The Samyukta Kisan Morcha is celebrating 23rd February as Pagri Sambhal Diwas, honouring the memory of Ajit Singh-founder of the Pagri Sambhaal Movement, 1907.

  • Indian Farmer unions part of the ongoing protests in Delhi claim that farm laws passed by the Indian Parliament will ultimately force them to sell their land to corporates. It was a similar complaint that fueled the farm protests in the year 1907.
  • About Pagri Sambhal Movement
    • The Pagri Sambhal Movement was a successful farm agitation that forced the British government to repeal 3 laws related to agriculture back in the year 1907.
    • The Punjab Land Alienation Act of 1900 (Under British India), Punjab Land Colonisation Act of 1906 and the Doab Bari Act of 1907.
    • These acts would reduce farmers from owners to contractors of land, and gave the British government the right to take back the allotted land if the farmer even touched a tree in his field without permission.
  • Slogan
    • The slogan of the Mvement is Pagdi Sambhal Jatta, the name of the movement, was inspired by the song by Banke Lal, the editor of the Jang Sayal newspaper.
  • Protest
    • The protests were violent and the protestors ransacked government buildings, post offices, banks, overturning telephone poles and pulling down telephone wires.
  • Leader of the Agitation
    •  Ajit Singh was the uncle of Bhagat Singh, was force behind this agitation.
    • Ajit Singh wanted to channel people’s anger over the farm laws to topple the colonial government.
    • Bhagat Singh’s father Kishan Singh and uncle Ajit Singh, with their revolutionary friend Ghasita Ram, formed Bharat Mata Society, aiming to mobilise this unrest into a revolt against the British government.
      • Many young revolutionaries like Sufi Amba Prasad, Zia-ul-Haq, Lal Chand Falak, Din Dayal Banke, Kishan Singh and Lala Ram Saran Das were among the members of Bharat Mata Society.
  • Sardar Ajit Singh
    • He was born on 23rd February, 1881 Ajit Singh was an Indian revolutionary, an Indian dissident and a nationalist during the colonial era.
    • Ajit Singh was an inspiration to Indian revolutionaries and his nephew Bhagat Singh.
  • Work
    • Ajit Singh openly criticised the colonial government and was amongst the early protests in Punjab.
    • With his brother Kishan Singh, worked among the people in famine-stricken regions like Barar (Madhya Pradesh) and Ahmedabad and in flood-and-earthquake-affected areas of Srinagar and Kangla in the year 1905.
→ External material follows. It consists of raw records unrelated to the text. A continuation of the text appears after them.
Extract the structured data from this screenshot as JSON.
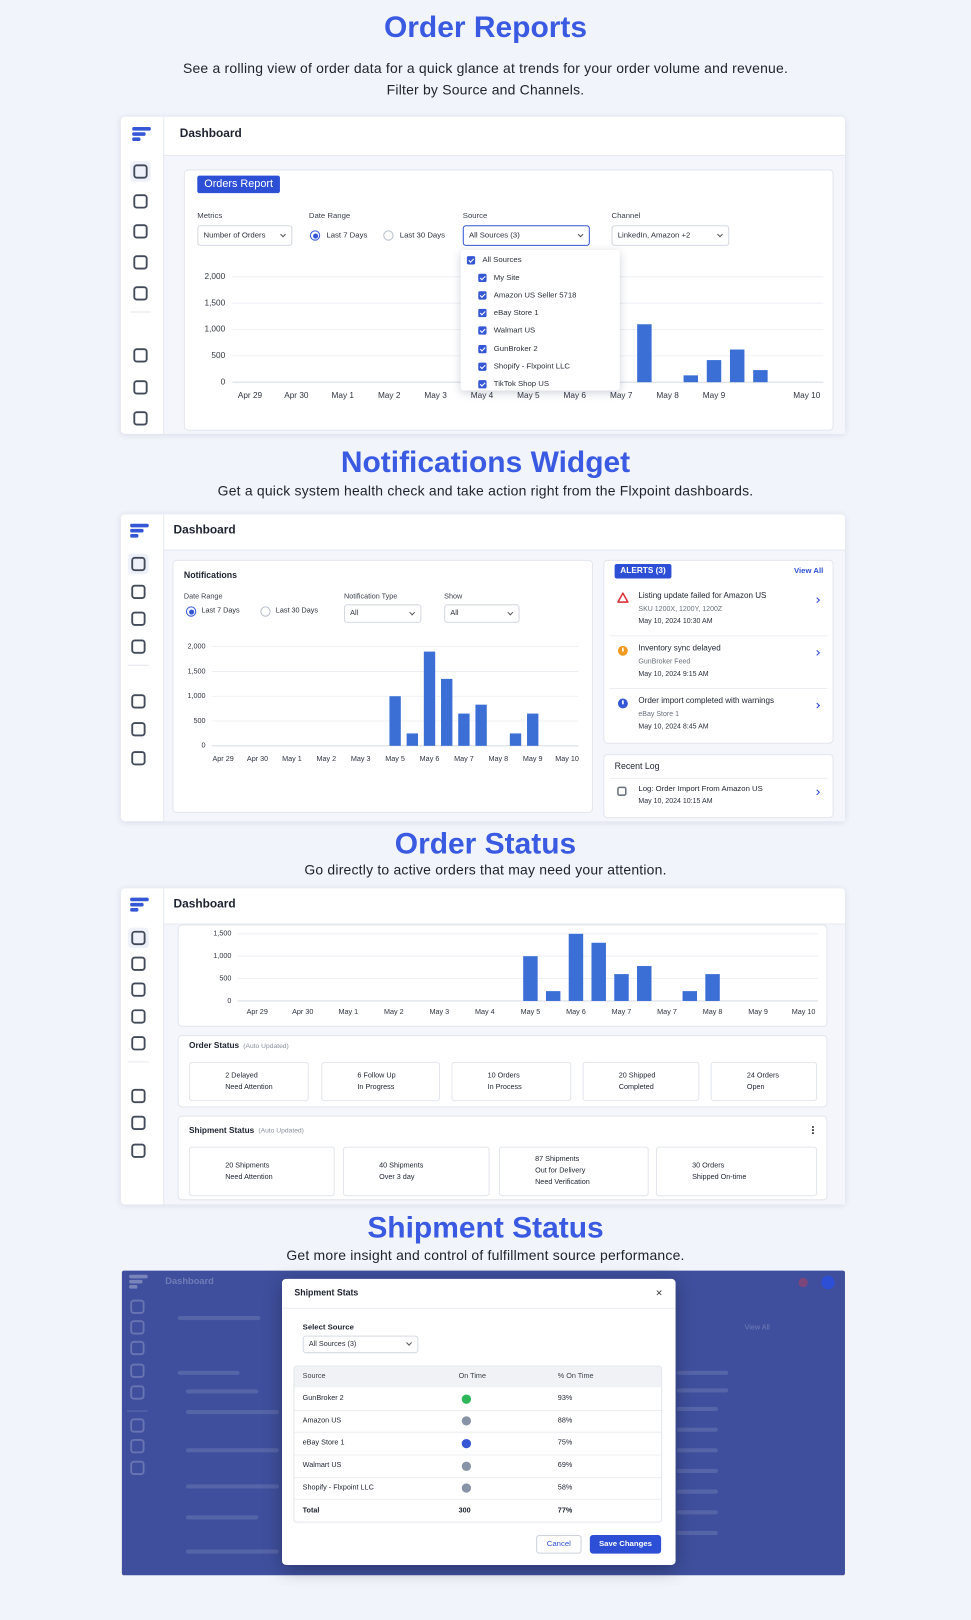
{
  "sections": [
    {
      "title": "Order Reports",
      "subtitle": [
        "See a rolling view of order data for a quick glance at trends for your order volume and revenue.",
        "Filter by Source and Channels."
      ]
    },
    {
      "title": "Notifications Widget",
      "subtitle": [
        "Get a quick system health check and take action right from the Flxpoint dashboards."
      ]
    },
    {
      "title": "Order Status",
      "subtitle": [
        "Go directly to active orders that may need your attention."
      ]
    },
    {
      "title": "Shipment Status",
      "subtitle": [
        "Get more insight and control of fulfillment source performance."
      ]
    }
  ],
  "order_reports": {
    "header": "Dashboard",
    "card_title": "Orders Report",
    "metrics": {
      "label": "Metrics",
      "value": "Number of Orders"
    },
    "date_range": {
      "label": "Date Range",
      "options": [
        "Last 7 Days",
        "Last 30 Days"
      ],
      "selected": 0
    },
    "source": {
      "label": "Source",
      "value": "All Sources (3)",
      "options": [
        "All Sources",
        "My Site",
        "Amazon US Seller 5718",
        "eBay Store 1",
        "Walmart US",
        "GunBroker 2",
        "Shopify - Flxpoint LLC",
        "TikTok Shop US"
      ]
    },
    "channel": {
      "label": "Channel",
      "value": "LinkedIn, Amazon +2"
    },
    "chart_data": {
      "type": "bar",
      "color": "#3b6fd6",
      "grid": true,
      "categories": [
        "Apr 29",
        null,
        "Apr 30",
        null,
        "May 1",
        null,
        "May 2",
        null,
        "May 3",
        null,
        "May 4",
        null,
        "May 5",
        null,
        "May 6",
        null,
        "May 7",
        null,
        "May 8",
        null,
        "May 9",
        null,
        null,
        null,
        "May 10"
      ],
      "values": [
        0,
        0,
        0,
        0,
        0,
        0,
        0,
        0,
        0,
        null,
        null,
        null,
        null,
        null,
        null,
        null,
        null,
        1100,
        0,
        130,
        420,
        620,
        230,
        0,
        0
      ],
      "ylim": [
        0,
        2000
      ],
      "yticks": [
        0,
        500,
        {
          "value": 1000,
          "label": "1,000"
        },
        {
          "value": 1500,
          "label": "1,500"
        },
        {
          "value": 2000,
          "label": "2,000"
        }
      ]
    }
  },
  "notifications": {
    "header": "Dashboard",
    "title": "Notifications",
    "date_range": {
      "label": "Date Range",
      "options": [
        "Last 7 Days",
        "Last 30 Days"
      ],
      "selected": 0
    },
    "notification_type": {
      "label": "Notification Type",
      "value": "All"
    },
    "show": {
      "label": "Show",
      "value": "All"
    },
    "chart_data": {
      "type": "bar",
      "color": "#3b6fd6",
      "grid": true,
      "categories": [
        "Apr 29",
        null,
        "Apr 30",
        null,
        "May 1",
        null,
        "May 2",
        null,
        "May 3",
        null,
        "May 5",
        null,
        "May 6",
        null,
        "May 7",
        null,
        "May 8",
        null,
        "May 9",
        null,
        "May 10"
      ],
      "values": [
        0,
        0,
        0,
        0,
        0,
        0,
        0,
        0,
        0,
        0,
        1000,
        250,
        1900,
        1350,
        650,
        830,
        0,
        250,
        650,
        0,
        0
      ],
      "ylim": [
        0,
        2000
      ],
      "yticks": [
        0,
        500,
        {
          "value": 1000,
          "label": "1,000"
        },
        {
          "value": 1500,
          "label": "1,500"
        },
        {
          "value": 2000,
          "label": "2,000"
        }
      ]
    },
    "alerts": {
      "title": "ALERTS (3)",
      "view_all": "View All",
      "items": [
        {
          "icon": "triangle",
          "color": "#d9363e",
          "title": "Listing update failed for Amazon US",
          "detail": "SKU 1200X, 1200Y, 1200Z",
          "time": "May 10, 2024  10:30 AM"
        },
        {
          "icon": "alert",
          "color": "#f29a1f",
          "title": "Inventory sync delayed",
          "detail": "GunBroker Feed",
          "time": "May 10, 2024  9:15 AM"
        },
        {
          "icon": "alert",
          "color": "#3557d6",
          "title": "Order import completed with warnings",
          "detail": "eBay Store 1",
          "time": "May 10, 2024  8:45 AM"
        }
      ]
    },
    "recent_log": {
      "title": "Recent Log",
      "items": [
        {
          "title": "Log: Order Import From Amazon US",
          "time": "May 10, 2024  10:15 AM"
        }
      ]
    }
  },
  "order_status": {
    "header": "Dashboard",
    "chart_data": {
      "type": "bar",
      "color": "#3b6fd6",
      "grid": true,
      "categories": [
        "Apr 29",
        null,
        "Apr 30",
        null,
        "May 1",
        null,
        "May 2",
        null,
        "May 3",
        null,
        "May 4",
        null,
        "May 5",
        null,
        "May 6",
        null,
        "May 7",
        null,
        "May 7",
        null,
        "May 8",
        null,
        "May 9",
        null,
        "May 10"
      ],
      "values": [
        0,
        0,
        0,
        0,
        0,
        0,
        0,
        0,
        0,
        0,
        0,
        0,
        1000,
        220,
        1500,
        1300,
        600,
        780,
        0,
        220,
        600,
        0,
        0,
        0,
        0
      ],
      "ylim": [
        0,
        1500
      ],
      "yticks": [
        0,
        500,
        {
          "value": 1000,
          "label": "1,000"
        },
        {
          "value": 1500,
          "label": "1,500"
        }
      ]
    },
    "order_status": {
      "title": "Order Status",
      "note": "(Auto Updated)",
      "tiles": [
        {
          "icon": "ring",
          "color": "#d9363e",
          "lines": [
            "2 Delayed",
            "Need Attention"
          ]
        },
        {
          "icon": "alert",
          "color": "#f29a1f",
          "lines": [
            "6 Follow Up",
            "In Progress"
          ]
        },
        {
          "icon": "ring",
          "color": "#3557d6",
          "lines": [
            "10 Orders",
            "In Process"
          ]
        },
        {
          "icon": "square",
          "color": "#2ea55a",
          "lines": [
            "20 Shipped",
            "Completed"
          ]
        },
        {
          "icon": "square",
          "color": "#6b7280",
          "lines": [
            "24 Orders",
            "Open"
          ]
        }
      ]
    },
    "shipment_status": {
      "title": "Shipment Status",
      "note": "(Auto Updated)",
      "tiles": [
        {
          "icon": "triangle",
          "color": "#d9363e",
          "lines": [
            "20 Shipments",
            "Need Attention"
          ]
        },
        {
          "icon": "alert",
          "color": "#f29a1f",
          "lines": [
            "40 Shipments",
            "Over 3 day"
          ]
        },
        {
          "icon": "square",
          "color": "#3557d6",
          "lines": [
            "87 Shipments",
            "Out for Delivery",
            "Need Verification"
          ]
        },
        {
          "icon": "ring",
          "color": "#2ea55a",
          "lines": [
            "30 Orders",
            "Shipped On-time"
          ]
        }
      ]
    }
  },
  "shipment_stats": {
    "background": {
      "header": "Dashboard",
      "link": "View All"
    },
    "modal": {
      "title": "Shipment Stats",
      "close": "×",
      "select_label": "Select Source",
      "select_value": "All Sources (3)",
      "columns": [
        "Source",
        "On Time",
        "% On Time"
      ],
      "rows": [
        {
          "source": "GunBroker 2",
          "dot_color": "#2bb75a",
          "pct": "93%"
        },
        {
          "source": "Amazon US",
          "dot_color": "#8793a6",
          "pct": "88%"
        },
        {
          "source": "eBay Store 1",
          "dot_color": "#3557d6",
          "pct": "75%"
        },
        {
          "source": "Walmart US",
          "dot_color": "#8793a6",
          "pct": "69%"
        },
        {
          "source": "Shopify - Flxpoint LLC",
          "dot_color": "#8793a6",
          "pct": "58%"
        }
      ],
      "total": [
        "Total",
        "300",
        "77%"
      ],
      "cancel": "Cancel",
      "save": "Save Changes"
    }
  }
}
    • Ajit Singh launched the Bharat Mata Book Agency ( part of Bharat Mata Society), which, because of its strident anti-government, propagandist publications, attracted the attention of the British government.
    • Ajit Singh built a network of solidarity with people who were struggling for India’s liberation in different parts of Europe. He also founded in this period the Indian Revolutionary Association (Bharatiya Krantikari Sangh).
  • Exile
    • In May 1907, Ajit Singh along with Lala Lajpat Rai was exiled to Mandalay in Burma.
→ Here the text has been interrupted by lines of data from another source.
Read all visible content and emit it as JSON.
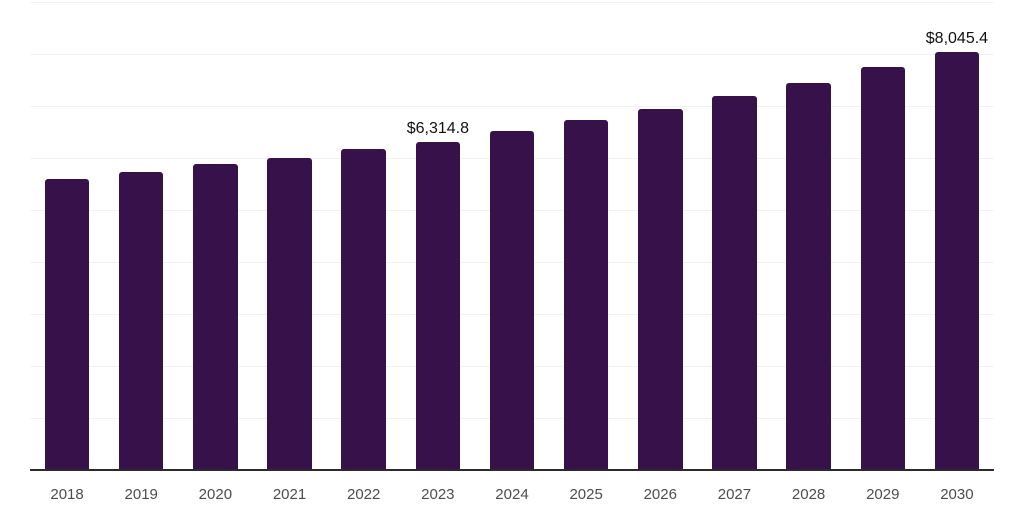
{
  "chart_data": {
    "type": "bar",
    "title": "",
    "xlabel": "",
    "ylabel": "",
    "categories": [
      "2018",
      "2019",
      "2020",
      "2021",
      "2022",
      "2023",
      "2024",
      "2025",
      "2026",
      "2027",
      "2028",
      "2029",
      "2030"
    ],
    "values": [
      5590,
      5735,
      5880,
      5995,
      6165,
      6314.8,
      6520,
      6730,
      6950,
      7190,
      7445,
      7750,
      8045.4
    ],
    "data_labels": {
      "2023": "$6,314.8",
      "2030": "$8,045.4"
    },
    "ylim": [
      0,
      9000
    ],
    "y_tick_labels_visible": false,
    "grid": {
      "show": true,
      "orientation": "horizontal",
      "interval": 1000
    },
    "legend": "none",
    "colors": {
      "bar": "#36114a",
      "gridline": "#f2f2f2",
      "axis_line": "#2b2b2b",
      "x_tick_label": "#4d4d4d",
      "data_label": "#111111",
      "background": "#ffffff"
    }
  }
}
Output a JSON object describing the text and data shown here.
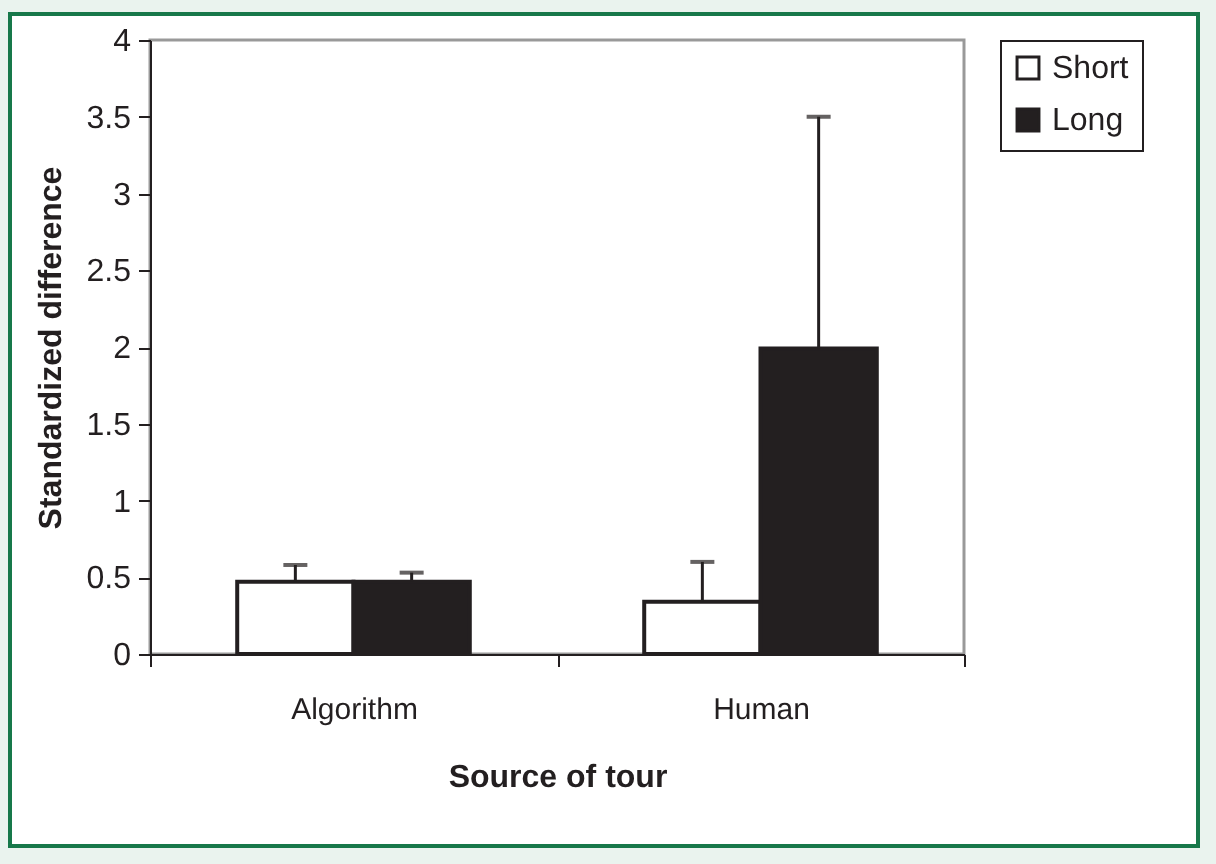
{
  "chart_data": {
    "type": "bar",
    "xlabel": "Source of tour",
    "ylabel": "Standardized difference",
    "categories": [
      "Algorithm",
      "Human"
    ],
    "series": [
      {
        "name": "Short",
        "color": "#ffffff",
        "values": [
          0.47,
          0.34
        ],
        "errors": [
          [
            0.47,
            0.58
          ],
          [
            0.34,
            0.6
          ]
        ]
      },
      {
        "name": "Long",
        "color": "#231f20",
        "values": [
          0.47,
          1.99
        ],
        "errors": [
          [
            0.47,
            0.53
          ],
          [
            1.99,
            3.5
          ]
        ]
      }
    ],
    "ylim": [
      0,
      4
    ],
    "yticks": [
      0,
      0.5,
      1,
      1.5,
      2,
      2.5,
      3,
      3.5,
      4
    ],
    "legend": "right"
  }
}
    • However, due to great public pressure and apprehension of unrest in the Indian Army, both of them were released in October 1907.
  • Escape
    • In the year 1909, Ajit Singh along with Sufi Amba Prasad escaped to Iran and lived in a self-imposed exile for 38 years.
  • Death:
  • In March 1947, Ajit Singh returned to India and died on 15th August 1947, the day India gained independence at Dalhousie, Punjab.

Note

  • During the medieval period, only noblemen were allowed to wear a turban but during the Sikh revolution in the 17th century, Shri Guru Gobind Singh declared it as a symbol of defiance.
    • He subverted the selectiveness of a turban, providing the common man with a way to claim and assert their own self-esteem.
    • Pagri (Turban) represents the dignity of the common man.
  • In the year 1907, Pagri Sambhal Jatta was a call to not let the Pagri fall, literally and figuratively.